Additionally, among snakes that may also consume birds as part of their diet, the following are listed:

  • Aspidites melanocephalus / Black-headed Python
  • Aspidites ramsayi / Ramsay's Python / Woma Python
  • Charina bottae / Rubber Boa
  • Epicrates cenchria / Rainbow boa
  • Eryx colubrinus
  • Eryx jaculus / Spotted Sand Boa / Javelin Sand Boa / Caucasian Sand Boa
  • Heterodon nasicus / Western hognose snake
  • Lampropeltis alterna
  • Lamprophis lineatus
  • Liasis children
  • Liasis maculosus
  • Natrix natrix
  • Pantherophis emoryi / Great Plains ratsnake
  • Pantherophis spiloides / Gray ratsnake
  • Python brongersmai / Brongersma's Short-Tailed Python / Blood Python, Red Short-Tailed Python
  • Python regius / Royal Python
  • Python sebae / African rock python / Rock python / African python
  • Rhinechis scalaris
  • Thamnophis elegans 
  • Thamnophis radix
  • Thamnophis sauritus
  • The Common Garter Snake
  • Zamenis longissimus
  • Zamenis situla

Tastiness and Ease of Consumption of Feed for Snakes

According to the author of the analysis, data on the tastiness of day-old chicks compared to rodent feed are insufficient to form unequivocal conclusions. However, the author takes into account the presence of avian prey in most previously studied wild snake diets and many reports of predation on domestic chickens by snakes found living in close proximity to humans. He also does not overlook the experiences of snake breeders.

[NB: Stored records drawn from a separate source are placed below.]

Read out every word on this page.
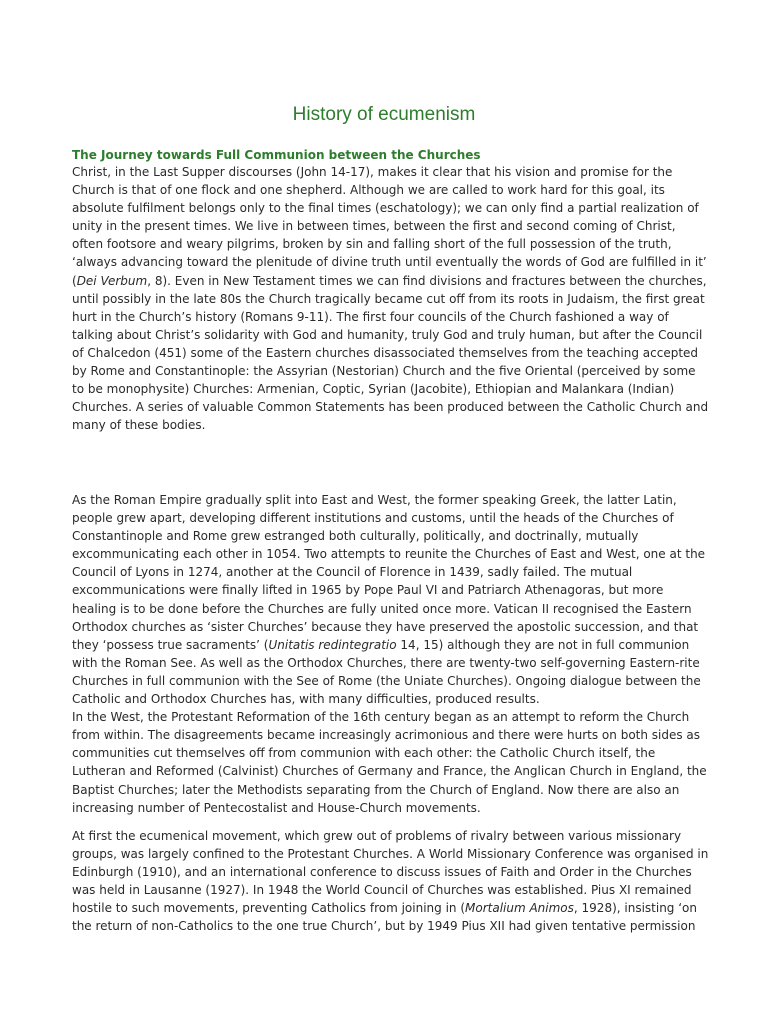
History of ecumenism
The Journey towards Full Communion between the Churches
Christ, in the Last Supper discourses (John 14-17), makes it clear that his vision and promise for the
Church is that of one flock and one shepherd. Although we are called to work hard for this goal, its
absolute fulfilment belongs only to the final times (eschatology); we can only find a partial realization of
unity in the present times. We live in between times, between the first and second coming of Christ,
often footsore and weary pilgrims, broken by sin and falling short of the full possession of the truth,
‘always advancing toward the plenitude of divine truth until eventually the words of God are fulfilled in it’
(Dei Verbum, 8). Even in New Testament times we can find divisions and fractures between the churches,
until possibly in the late 80s the Church tragically became cut off from its roots in Judaism, the first great
hurt in the Church’s history (Romans 9-11). The first four councils of the Church fashioned a way of
talking about Christ’s solidarity with God and humanity, truly God and truly human, but after the Council
of Chalcedon (451) some of the Eastern churches disassociated themselves from the teaching accepted
by Rome and Constantinople: the Assyrian (Nestorian) Church and the five Oriental (perceived by some
to be monophysite) Churches: Armenian, Coptic, Syrian (Jacobite), Ethiopian and Malankara (Indian)
Churches. A series of valuable Common Statements has been produced between the Catholic Church and
many of these bodies.
As the Roman Empire gradually split into East and West, the former speaking Greek, the latter Latin,
people grew apart, developing different institutions and customs, until the heads of the Churches of
Constantinople and Rome grew estranged both culturally, politically, and doctrinally, mutually
excommunicating each other in 1054. Two attempts to reunite the Churches of East and West, one at the
Council of Lyons in 1274, another at the Council of Florence in 1439, sadly failed. The mutual
excommunications were finally lifted in 1965 by Pope Paul VI and Patriarch Athenagoras, but more
healing is to be done before the Churches are fully united once more. Vatican II recognised the Eastern
Orthodox churches as ‘sister Churches’ because they have preserved the apostolic succession, and that
they ‘possess true sacraments’ (Unitatis redintegratio 14, 15) although they are not in full communion
with the Roman See. As well as the Orthodox Churches, there are twenty-two self-governing Eastern-rite
Churches in full communion with the See of Rome (the Uniate Churches). Ongoing dialogue between the
Catholic and Orthodox Churches has, with many difficulties, produced results.
In the West, the Protestant Reformation of the 16th century began as an attempt to reform the Church
from within. The disagreements became increasingly acrimonious and there were hurts on both sides as
communities cut themselves off from communion with each other: the Catholic Church itself, the
Lutheran and Reformed (Calvinist) Churches of Germany and France, the Anglican Church in England, the
Baptist Churches; later the Methodists separating from the Church of England. Now there are also an
increasing number of Pentecostalist and House-Church movements.
At first the ecumenical movement, which grew out of problems of rivalry between various missionary
groups, was largely confined to the Protestant Churches. A World Missionary Conference was organised in
Edinburgh (1910), and an international conference to discuss issues of Faith and Order in the Churches
was held in Lausanne (1927). In 1948 the World Council of Churches was established. Pius XI remained
hostile to such movements, preventing Catholics from joining in (Mortalium Animos, 1928), insisting ‘on
the return of non-Catholics to the one true Church’, but by 1949 Pius XII had given tentative permission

All this argues for a high acceptance rate of small chickens among snakes. The tastiness of the product as feed for snakes may be particularly high among species that consume the most avian prey: boa constrictor, carpet python / diamond python, and corn snake. It is noteworthy that all four of the mentioned species are at least partially arboreal.

The author concludes that for many snake species, introducing small chickens as food may be easier than in the case of other feed animals. This means that chicks could be the answer in situations where snakes refuse food or help in learning to consume the target diet element by transferring the scent, for example, from a piece of chicken to a mouse, or rat of similar weight in grams.



The article was prepared based on the analysis: Suitability of day-old chicks as food for captive snakes, authored by: K. Arbuckle.